Like two great athletes on the same
team, Peter Habeler (right) and Reinhold
Messner inspired and challenged
each other to achieve peak performance.
They went to Nepal to attempt
what had never been done in the history
of the world: Climb Mt. Everest
without the use of oxygen tanks and
descend safely back to base camp.
They are picture here at the Everest
Base Camp. The two persevered,
and they summited. At the peak, they
naturally felt euphoria and a sense of
accomplishment. The mountain men
returned safely and made their way
into history: First climbers to scale
Mt. Everest without oxygen. Why? As
Peter would say: “Because it’s there.”

       As a young man, Peter Habeler earned the title “State-Examined” ski instructor in Austria.  It is the most prestigious ski instructor certification in the world.  There are many daunting skiing tests one must pass to be invited to take the certification program.  If one makes the cut, it involves living for three months at the “Bundes-Sport-Heim” (National Sports Home).  The on slope and classroom instruction is peerless and even includes staying overnight in a high altitude, hand dug snow cave (a possible survival skill in the vast mountains).  Brrr!   Skiing, however, was Peter’s side gig – climbing the world’s biggest mountains was his passion. 

     If one was in the Alps in the late 20th Century, it was not unusual to see ads featuring another famous climber named Reinhold Messner (Mountaineers are celebrities in the Alps).  Messner is from Northern Italy, which was part of Austria until after WWI, hence his Germanic name.  Like two great athletes on the same team, they inspired and challenged each other to achieve peak performance.  On that Air India flight, they were on their way to Nepal to attempt what had never been done in the history of the world:  Climb Mt.
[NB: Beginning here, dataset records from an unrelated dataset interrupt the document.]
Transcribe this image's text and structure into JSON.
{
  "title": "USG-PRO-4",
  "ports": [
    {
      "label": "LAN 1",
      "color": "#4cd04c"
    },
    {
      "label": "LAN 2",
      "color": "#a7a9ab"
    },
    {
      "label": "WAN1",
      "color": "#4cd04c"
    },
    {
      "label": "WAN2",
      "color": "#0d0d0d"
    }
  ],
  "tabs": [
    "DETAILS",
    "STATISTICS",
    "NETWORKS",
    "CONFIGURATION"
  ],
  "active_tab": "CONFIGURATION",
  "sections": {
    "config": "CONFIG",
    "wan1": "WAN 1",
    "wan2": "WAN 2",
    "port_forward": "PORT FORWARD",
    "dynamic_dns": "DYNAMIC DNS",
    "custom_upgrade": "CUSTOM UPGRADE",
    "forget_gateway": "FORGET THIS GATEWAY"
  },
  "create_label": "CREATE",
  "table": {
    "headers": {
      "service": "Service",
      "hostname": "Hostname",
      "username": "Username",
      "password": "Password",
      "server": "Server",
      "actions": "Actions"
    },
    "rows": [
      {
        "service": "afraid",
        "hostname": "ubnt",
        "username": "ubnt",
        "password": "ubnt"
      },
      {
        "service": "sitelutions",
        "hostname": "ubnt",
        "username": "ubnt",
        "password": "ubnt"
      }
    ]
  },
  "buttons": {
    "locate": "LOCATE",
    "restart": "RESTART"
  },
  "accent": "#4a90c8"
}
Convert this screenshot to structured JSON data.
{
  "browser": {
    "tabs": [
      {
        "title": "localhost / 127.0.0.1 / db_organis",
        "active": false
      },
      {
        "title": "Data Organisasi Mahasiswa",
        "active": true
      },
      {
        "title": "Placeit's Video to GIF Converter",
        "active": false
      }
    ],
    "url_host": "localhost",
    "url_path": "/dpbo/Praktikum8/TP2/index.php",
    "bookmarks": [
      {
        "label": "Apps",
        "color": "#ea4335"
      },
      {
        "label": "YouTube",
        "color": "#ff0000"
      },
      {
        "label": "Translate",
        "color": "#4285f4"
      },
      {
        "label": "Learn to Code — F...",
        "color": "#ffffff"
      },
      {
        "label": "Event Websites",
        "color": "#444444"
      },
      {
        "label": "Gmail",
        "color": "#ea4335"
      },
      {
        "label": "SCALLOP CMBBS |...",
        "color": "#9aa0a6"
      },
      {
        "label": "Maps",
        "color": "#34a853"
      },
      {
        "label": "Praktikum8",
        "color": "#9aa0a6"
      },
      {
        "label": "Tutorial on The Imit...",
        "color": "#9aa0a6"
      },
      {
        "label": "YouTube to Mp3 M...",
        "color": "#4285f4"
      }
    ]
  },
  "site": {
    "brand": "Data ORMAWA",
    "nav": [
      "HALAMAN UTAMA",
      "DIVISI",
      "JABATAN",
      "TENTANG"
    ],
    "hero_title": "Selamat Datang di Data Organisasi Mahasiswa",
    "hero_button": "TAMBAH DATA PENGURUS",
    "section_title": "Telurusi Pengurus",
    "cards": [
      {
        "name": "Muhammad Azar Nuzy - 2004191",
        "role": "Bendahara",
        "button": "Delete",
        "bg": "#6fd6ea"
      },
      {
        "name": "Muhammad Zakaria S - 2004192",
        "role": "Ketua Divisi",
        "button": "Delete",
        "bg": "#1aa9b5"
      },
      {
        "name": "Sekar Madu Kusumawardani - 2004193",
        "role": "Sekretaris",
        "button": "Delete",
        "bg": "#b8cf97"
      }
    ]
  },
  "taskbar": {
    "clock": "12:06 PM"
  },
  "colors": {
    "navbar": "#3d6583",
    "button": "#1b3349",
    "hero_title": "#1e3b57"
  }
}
Everest without the use of oxygen tanks and descend safely back to base camp.  In the 1920s, famous British mountaineers George Mallory and Sandy Irvine were drawn to Mt. Everest.  They also ascended without the use of oxygen and were last seen trudging toward the peak before a mist enveloped them.  No one knows if they summited (it would have been the first summit of Everest), but they both perished mysteriously on the mountain as they never came down.  Before this fateful event, a reporter asked Mallory why he wanted to climb Everest.  In perhaps the three most beautiful words ever uttered, he said “Because it’s there.”    

     Some MDs who were experts in how a human brain and body function at ultra-high altitudes thought that Habeler and Messner were on a suicide mission by attempting to scale and descend from the summit of Mt. Everest without supplemental oxygen.  They knew the risks and accepted the challenge.  After days of climbing ever upward through a series of high-altitude camps, near the summit of Mt. Everest, Peter Habeler began to experience severe difficulty breathing and a numbness in his hands.  He said his entire body felt like a single lung desperately gasping for wisps of air.  But he and Reinhold Messner persevered, and they summited.  At the peak, they naturally felt euphoria and a sense of accomplishment.  Mt. Everest, however, is not Disneyland.  It is arguably more dangerous to descend than ascend, especially when your brain and body are starved of oxygen at 29,000 feet.  They did not linger long on the summit; survival demanded descending quickly into a more oxygen rich environment.  The mountain men returned safely and made their way into history:  First climbers to scale Mt. Everest without oxygen.  Why?  “Because it’s there.” 

  Footnote: This author and HoliMont instructor worked under Peter Habeler as a ski instructor in Austria.